Semana passada uma senhora estava caminhando nas proximidades de seu apartamento no bairro Água Verde, quando alguns adolescentes a cercaram e lhe roubaram. A mesma amedrontada voltou para casa e nem registrou a ocorrência, pois um dos assaltantes deveria ter uns 10 anos de idade, e a mesma sabe que contra os menores de idade a lei é ineficaz e que no final só ia se aborrecer e perder seu tempo e nada ia acontecer, ninguém seria apreendido ou responsabilizado, pois com certeza seriam considerados “vitimas da sociedade”, mas o que não podemos mais aceitar é que as verdadeiras vitimas sejam a cada dia que passa reféns do medo e da insegurança.

Um simples passeio hoje para muitas senhoras é quase uma “operação de guerra”, onde em muitos casos filhos tem que as acompanhar ou combinarem para andarem em grupo e dessa forma tentar aumentar as suas seguranças.

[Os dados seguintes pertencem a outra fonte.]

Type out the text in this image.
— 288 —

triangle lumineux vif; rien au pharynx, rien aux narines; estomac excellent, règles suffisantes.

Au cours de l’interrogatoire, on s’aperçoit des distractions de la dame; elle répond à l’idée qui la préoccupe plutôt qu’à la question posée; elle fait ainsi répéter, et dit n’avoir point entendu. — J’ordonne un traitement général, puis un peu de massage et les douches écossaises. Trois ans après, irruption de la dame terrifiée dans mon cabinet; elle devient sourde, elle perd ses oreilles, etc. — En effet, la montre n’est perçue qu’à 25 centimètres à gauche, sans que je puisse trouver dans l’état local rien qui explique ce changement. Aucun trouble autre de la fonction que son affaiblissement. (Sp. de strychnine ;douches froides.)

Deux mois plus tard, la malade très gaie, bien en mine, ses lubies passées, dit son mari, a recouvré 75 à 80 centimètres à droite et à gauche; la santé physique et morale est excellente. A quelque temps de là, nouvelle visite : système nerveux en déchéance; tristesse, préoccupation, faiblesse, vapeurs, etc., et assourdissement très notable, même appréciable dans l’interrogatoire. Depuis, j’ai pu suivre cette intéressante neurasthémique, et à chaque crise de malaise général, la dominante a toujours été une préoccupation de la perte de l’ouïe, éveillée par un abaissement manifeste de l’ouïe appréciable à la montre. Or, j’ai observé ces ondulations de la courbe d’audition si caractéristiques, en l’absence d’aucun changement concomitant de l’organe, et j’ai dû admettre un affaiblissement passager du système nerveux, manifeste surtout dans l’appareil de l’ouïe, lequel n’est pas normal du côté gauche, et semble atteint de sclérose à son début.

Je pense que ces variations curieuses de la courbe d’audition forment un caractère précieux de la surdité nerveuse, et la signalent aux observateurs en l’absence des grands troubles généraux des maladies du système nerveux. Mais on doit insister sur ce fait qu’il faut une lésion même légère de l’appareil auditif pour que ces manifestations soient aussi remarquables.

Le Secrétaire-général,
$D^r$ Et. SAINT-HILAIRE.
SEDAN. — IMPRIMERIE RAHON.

E as que têm um cachorrinho e os querem levar para passear, também estão amedrontadas, pois também já virou “moda” entre os marginais roubar os cachorros de seus proprietários e depois pedir resgate para devolvê-los ou simplesmente os vendem sem se importarem com o sofrimento que causam não só nas vitimas, mas também nos animais que são maltratados e tratados apenas como objetos de venda ou troca.

Sempre bato na mesma tecla. A lei tem que ser feita e usada para defender o cidadão de bem e não para proteger os marginais. O Estado deve assumir a sua responsabilidade de melhor formar o cidadão, mas não simplesmente se esconder atrás de discursos vazios e desculpas esfarrapadas.

Temos que cobrar com mais firmeza os direitos que temos, começando pelo simples direito de poder andar sem medo pelas ruas de nossa cidade.